Some homeowners think that, once they’ve raked the leaves and the first winter frost sets in, their work is done for the season.
Unless you want a lackluster lawn, this could not be more wrong!
Don’t panic, though; it really is true that you can relax for the winter, just like most of the plants and grasses you’ve tended to all year long. But that doesn’t mean you can get away with doing nothing at all.
In addition to fall preparations, there are a few things to tend to throughout the winter season, in order to give your lawn and garden its best chance to come back strong and verdant once spring arrives.
Let’s break down the DO’s and the DON’Ts of winter lawn care:
DO These Things:
- Plant flowers and vegetables! Just make sure they’re winter hardy, and that you can provide adequate growth conditions. Vegetables to Plant in the Winter has some great ideas for this project.
- Cover your garden during a hard freeze. Even winter hardy plants can incur damage if they’re covered in ice or snow for too long. If you’re cultivating winter plants, invest in a few tarps and burlaps for protection.
- Cut your grass, but not too short. You want enough length on the blades to provide a bit of a protective canopy. But you don’t want to leave them so long that you risk rotting; so aim for about 1-1.5 inches. If you get a warm burst that inspires a bit of winter growth, pick a dry and pleasant day for a quick mow.

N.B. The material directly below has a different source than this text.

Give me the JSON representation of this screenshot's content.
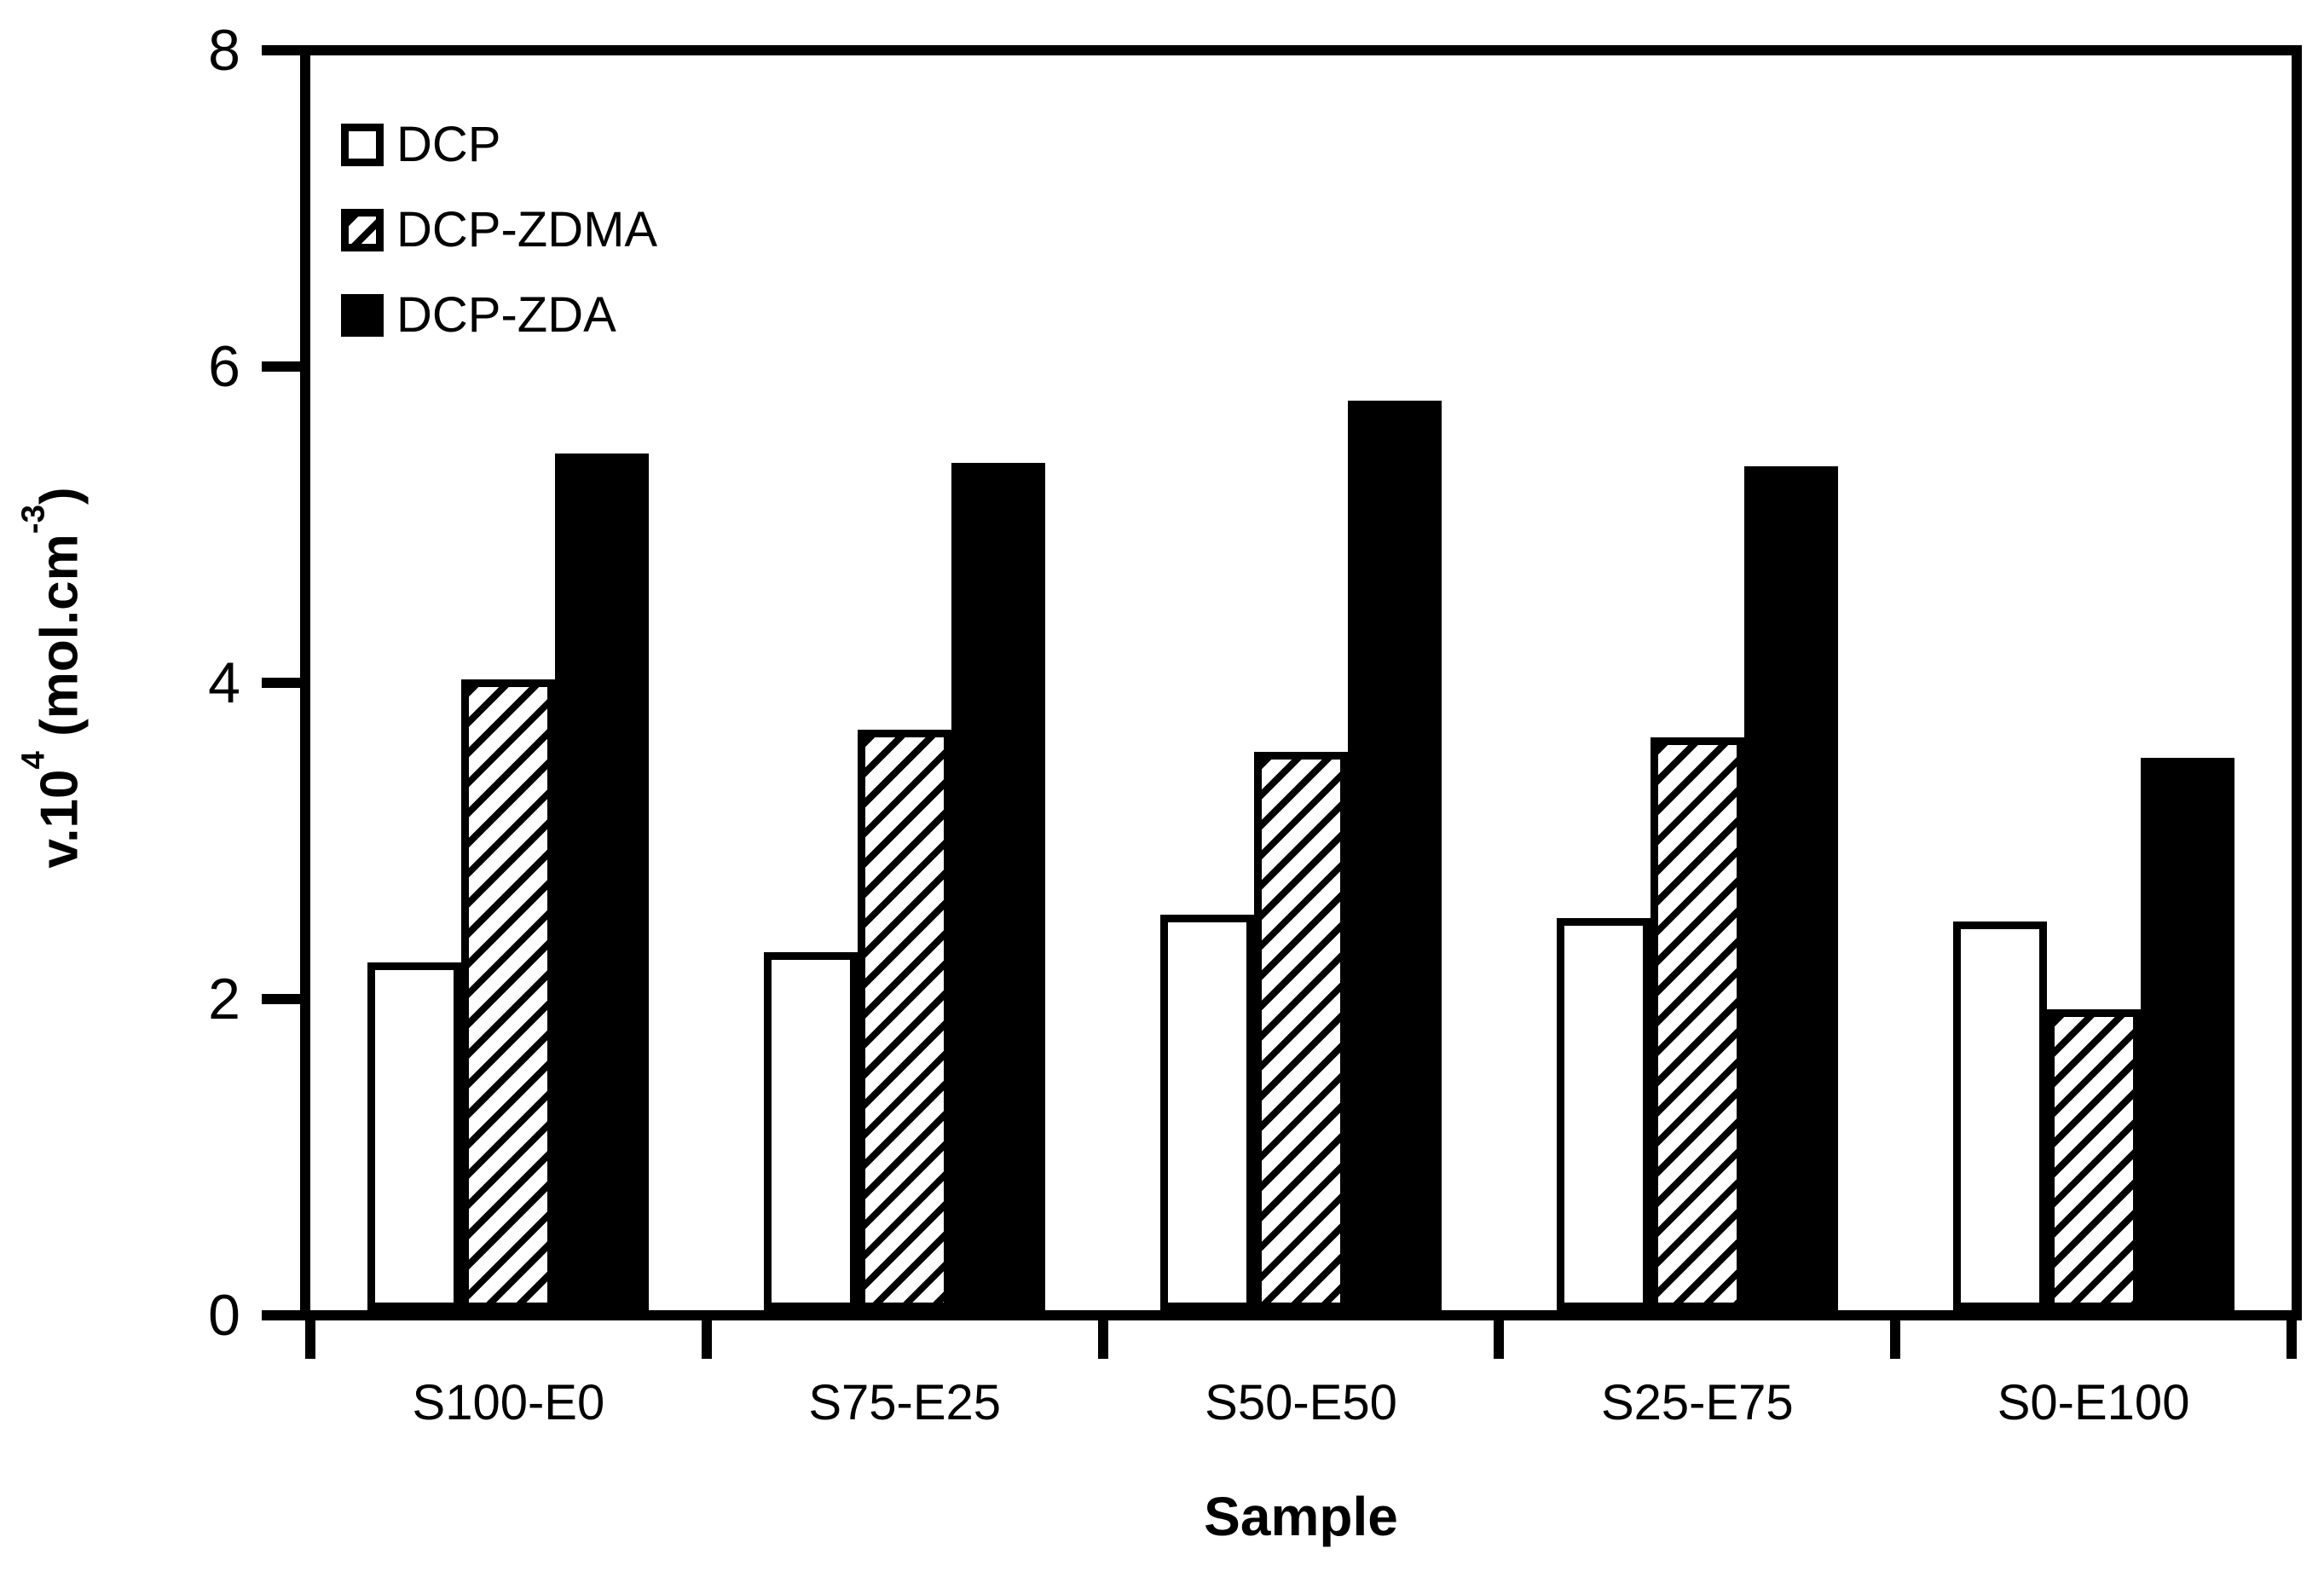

- Seed your lawn, but do it right! Did you know that winter seeding is not only viable, but a great way to give your turf a head start for the spring? Check out Dormant Seeding in the Winter for more details.
- Water your yard, but not too much. Once again, any chances of root rot or lawn disease should be avoided at all costs. But here in North Texas, we can occasionally experience a spell of 70-degree days. Give your lawn a light watering as the weather cools, and again as needed during those occasional warm spells.
- Mulch your lawn and garden, but not excessively. All those leaves you raked up are great fodder for nutrients, but you don’t want to leave a 3-inch pile disintegrating in that neglected corner of your garden. Insulate your trees and shrubs with some adequate cover, but don’t leave an excessive amount of organic matter to rot through the winter.
- Prune your trees and shrubs. Winter is a great time to identify and get rid of any stems and branches that look unhealthy. Not only are they easier to spot due to shed foliage, but the plants will heal faster in the colder weather.
DON’T Do These Things:
- Don’t fertilize just before or during winter. Not only is this a waste of vital nutrients, but it can damage your soil and root systems. Fertilizer is potent, and it is meant to be used during active growth, when plants will soak it up quickly. Left to sit there unabsorbed, it can mess up the pH balance of your topsoil and compromise the health of your grass’s roots.
- Don’t mow in the snow! If your grass gets a random growth spurt during a warm spell, but it snows a week later, just leave it be. Frozen or half-frozen blades are more vulnerable to damage and disease, and they should be fully thawed and dry before you take a blade to them.
- Don’t neglect your yard. In most regions, the majority of your trees will have shed their foliage by early winter, but that doesn’t mean your yard won’t accumulate organic debris. Inspect your yard and garden every few weeks, and clear away any buildup to avoid rotting and topical damage.